WHO Anti-Tuberculosis Project Slows Infection Rate

WHO Anti-Tuberculosis Project Slows Infection Rate

IWPR

Institute for War & Peace Reporting
Thursday, 2 August, 2007
Tajik authorities must increase funding for tuberculosis treatment to build on the success of a World Health Organisation, WHO, programme in the country which is helping doctors diagnose and treat more sufferers, say NBCentralAsia observers.



Testing equipment that helps doctors give an early diagnosis of tuberculosis has been installed in the Vanch district of the Gorno-Badakhshan autonomous region, according to Aziya Plus news agency reports last week.



The medical apparatus was introduced as part of WHO’s Directly Observed Treatment Strategy, DOTS, which was launched in Tajikistan in 2002 and is a fundamental part of the state programme to fight tuberculosis until 2010.



Safar Saifiddinov, head of the medical services organisation at the healthcare ministry, has told NBCentralAsia that the programme has helped examine and treat more people with suspected tuberculosis because all services are free of charge.



Access to the new testing equipment will be available across the entire country by the end of the year.



Two million people die from tuberculosis worldwide every year. According to the state centre for fighting tuberculosis, around 500 people in Tajikistan die from the infectious disease annually and there were 19,000 registered tuberculosis carriers in the country as of July 1. Tajikistan’s population is just over seven million.



NBCentralAsia experts say that DOTS has already helped to slow the spread of infection, but the state now needs to capitalise on that improvement by giving hospital patients and medical staff extra financial support.



Director of the state centre for fighting tuberculosis Sadullo Saidaliev says while DOTS has improved access to medicines and the reagents used in laboratories to test for the disease, the state must put more funding into hospital care.



Less than 30 US cents is spent on each patient per day, making it impossible to feed them the calorie-rich food essential for recovery.



“Tuberculosis patients need hearty meals rich in calories, they need to eat more than an ordinary healthy person,” said Saidaliev.



Tajikistan, which has a shortage of medical staff, is particularly lacking in trained tuberculosis specialists.
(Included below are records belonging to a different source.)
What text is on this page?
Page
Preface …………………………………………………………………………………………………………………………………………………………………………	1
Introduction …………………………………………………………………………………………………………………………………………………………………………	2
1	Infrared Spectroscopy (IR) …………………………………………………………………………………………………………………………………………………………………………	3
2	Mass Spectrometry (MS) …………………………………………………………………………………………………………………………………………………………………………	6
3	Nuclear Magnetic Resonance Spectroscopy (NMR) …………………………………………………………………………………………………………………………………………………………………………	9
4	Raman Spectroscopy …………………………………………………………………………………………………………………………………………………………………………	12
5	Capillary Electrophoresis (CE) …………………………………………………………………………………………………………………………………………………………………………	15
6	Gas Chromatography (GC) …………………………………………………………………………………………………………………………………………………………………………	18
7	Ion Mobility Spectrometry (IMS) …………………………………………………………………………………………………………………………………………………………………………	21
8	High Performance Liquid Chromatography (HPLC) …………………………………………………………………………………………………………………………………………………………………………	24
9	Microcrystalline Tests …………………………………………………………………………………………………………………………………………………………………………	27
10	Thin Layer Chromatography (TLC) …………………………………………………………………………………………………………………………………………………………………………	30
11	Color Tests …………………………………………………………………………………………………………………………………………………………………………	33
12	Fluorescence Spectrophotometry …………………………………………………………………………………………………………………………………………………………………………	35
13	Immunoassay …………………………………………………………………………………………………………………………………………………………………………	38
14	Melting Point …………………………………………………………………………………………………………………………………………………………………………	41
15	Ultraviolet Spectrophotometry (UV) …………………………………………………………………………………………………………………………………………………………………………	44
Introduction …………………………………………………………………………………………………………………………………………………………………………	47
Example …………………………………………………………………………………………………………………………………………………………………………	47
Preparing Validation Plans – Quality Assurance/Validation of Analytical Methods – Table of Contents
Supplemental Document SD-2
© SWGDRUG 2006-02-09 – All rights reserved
The average salary for hospital workers in a tuberculosis ward is 78 somoni a month, or around 22 dollars.



Tatiana Vinichenko, who manages the Health Opportunities for People Everywhere, HOPE, project to combat tuberculosis in Tajikistan, says that international organisations working in the field only fund disease monitoring and medicine and laboratory reagents purchases - they do not contribute to staff pay.



Late last year, the Tajik parliament adopted a law which doubled the wages of medical staff working to combat tuberculosis, set out patient rights and medical staff obligations. It is hoped it will bolster tuberculosis diagnosis and treatment.



(News Briefing Central Asia draws comment and analysis from a broad range of political observers across the region.)